Nebraska is now the first Republican state in more than 40 years to abolish the death penalty. Lawmakers there voted to abolish it last week, and on Wednesday they successfully overrode the Republican governor's veto to do so.

So how did this happen? While the legislature is technically nonpartisan, it is for all intents and purposes under GOP control. And Republicans in Nebraska are successfully arguing that getting rid of the death penalty is a fundamentally conservative position.

In the face of botched executions, a shortage of lethal injection drugs and decades-long appeal times (Nebraska hasn't executed someone on death row in 20 years), lawmakers like state Sen. Colby Coash say keeping people on death row is a classic case of big, ineffective government.

"Its something that's been on the books. It's not being implemented. It is costing our state money," Coash told Robin Young of Here & Now. "So we're approaching this from a good-government perspective and saying, 'Look, this is a program that's not working. We should just get rid of it.'"

Coash and other lawmakers in the unicameral legislature have apparently rallied enough support to avoid a veto by Republican Gov. Pete Ricketts, who supports the death penalty. Ricketts just ordered a batch of drugs from India to carry out executions, announcing it in dramatic fashion last week, according to Paul Hammel, Lincoln bureau chief of the Omaha World-Herald.

While the legislature is nonpartisan, Coash said he was counting on support from members of the the Christian conservative wing of their party to vote their conscience to override the veto and abolish the death penalty.

"We're a very pro-life state," Coash said. "I consider myself pro-life, and I've always struggled with taking the life from anybody."

And outside of Nebraska, some conservatives are making a third political argument for abolishing the death penalty: It's too lenient of a punishment.

Montana state Rep. David Moore (R) championed a bill to a replace it with life in prison without parole.

“To me, personally, I couldn't imagine a worse fate than being locked up in prison for the rest of my life,” he said, according to the Huffington Post and Montana Television Network.

His proposal was defeated this year on  a 50-50 vote.

And larger public opinion in America is indeed moving away from the death penalty.  A Washington Post-ABC News poll in June 2014 found 60 percent of Americans favor the death penalty for people convicted of murder.

But conservatives pushing to abolish it could have a tough sell among their own. That same poll found about eight in 10 Republicans -- 79 percent -- favor the death penalty for people convicted of murder.

Republicans do seem increasingly amenable to a larger conversation on criminal justice reform, an issue traditionally owned by Democrats.
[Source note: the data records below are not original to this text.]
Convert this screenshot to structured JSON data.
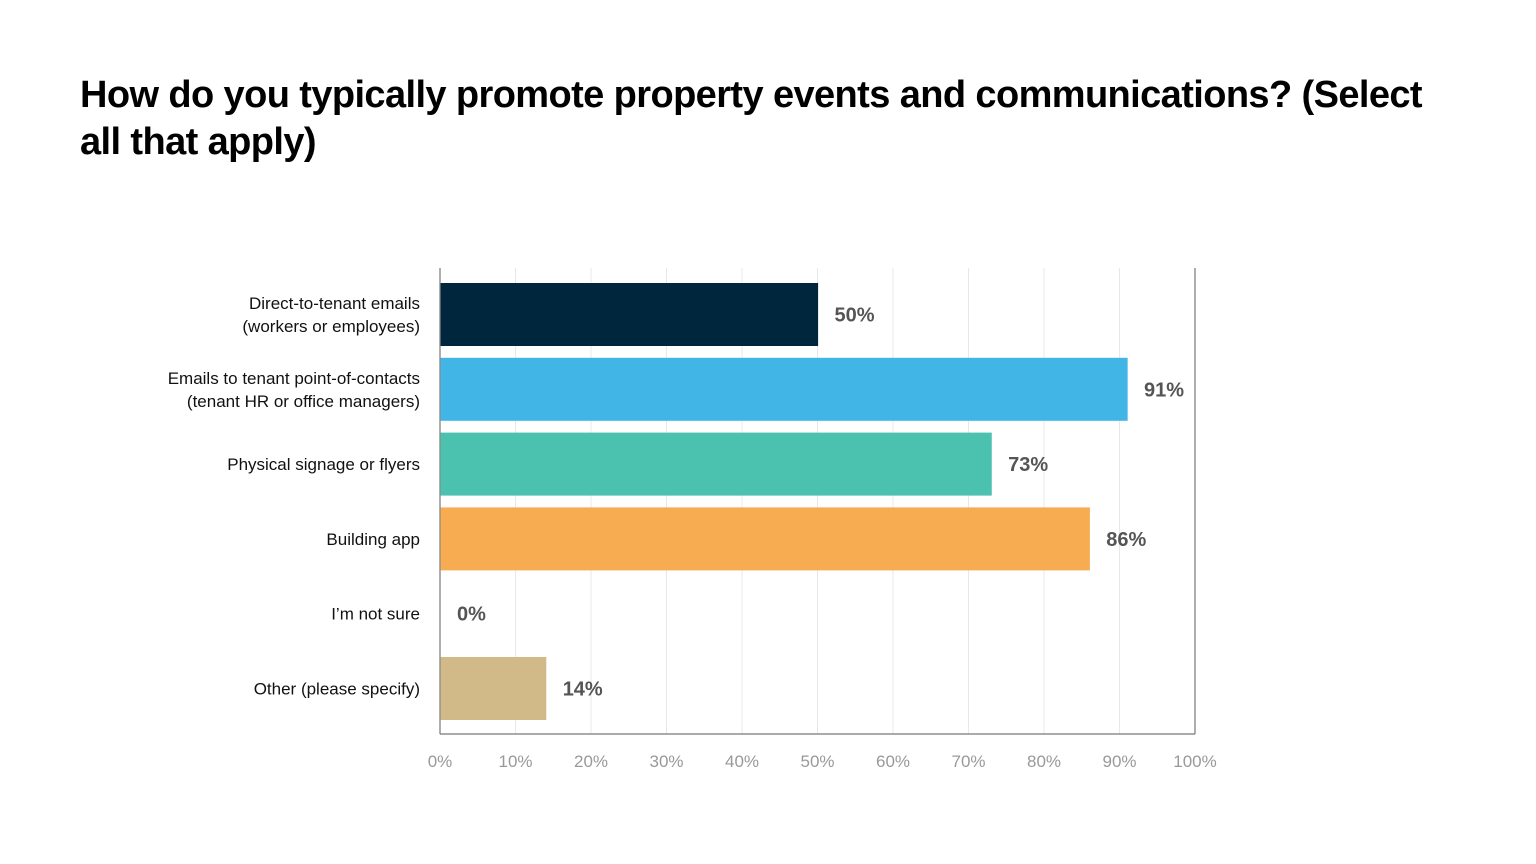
{
  "chart_data": {
    "type": "bar",
    "orientation": "horizontal",
    "title": "How do you typically promote property events and communications? (Select all that apply)",
    "categories": [
      [
        "Direct-to-tenant emails",
        "(workers or employees)"
      ],
      [
        "Emails to tenant point-of-contacts",
        "(tenant HR or office managers)"
      ],
      [
        "Physical signage or flyers"
      ],
      [
        "Building app"
      ],
      [
        "I’m not sure"
      ],
      [
        "Other (please specify)"
      ]
    ],
    "values": [
      50,
      91,
      73,
      86,
      0,
      14
    ],
    "value_labels": [
      "50%",
      "91%",
      "73%",
      "86%",
      "0%",
      "14%"
    ],
    "colors": [
      "#00263E",
      "#41B6E6",
      "#4BC1B0",
      "#F8AC52",
      "#FFFFFF",
      "#D2BA88"
    ],
    "xlim": [
      0,
      100
    ],
    "xticks": [
      "0%",
      "10%",
      "20%",
      "30%",
      "40%",
      "50%",
      "60%",
      "70%",
      "80%",
      "90%",
      "100%"
    ],
    "xlabel": "",
    "ylabel": "",
    "grid": true,
    "legend": "none"
  }
}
Alabama's Republican governor is calling for a $541 million tax package in part to offset overstuffed prisons, for instance. States like South Carolina and Georgia have also passed their own justice reform packages changing who gets sent to prison and for how long.

"When states in the Deep South, which have long had some of the country’s harshest penal systems, make significant sentencing and prison reforms, you know something has changed," The New York Times' editorial board wrote Monday.

But it's not clear yet if, in voting to abolish the death penalty, Nebraska Republicans are the start of a trend or just an anomaly.

Thirty-two states still have the death penalty on the books, though many are putting a moratorium on it while a divided Supreme Court considers whether certain drugs used in a gruesome, botched Oklahoma lethal injection last year represent cruel and unusual punishment. Nebraska could become the 19th state, including the District of Columbia, to abolish it.


A year ago, The Fix's Jamie Fuller pointed out that residents in the Texas town where all of the state's executions take place called death row "business as usual."

The number of states still carrying out the death penalty may be shrinking, and many Americans are questioning the morality — and the expense — of the system. In the places where the death penalty is "business as usual," the politics are far more complex and entrenched.

So, can conservatives opposed to the death penalty bring more people to their side? Nebraska is certainly a notable shift in the winds. But it's not clear whether other states will follow suit.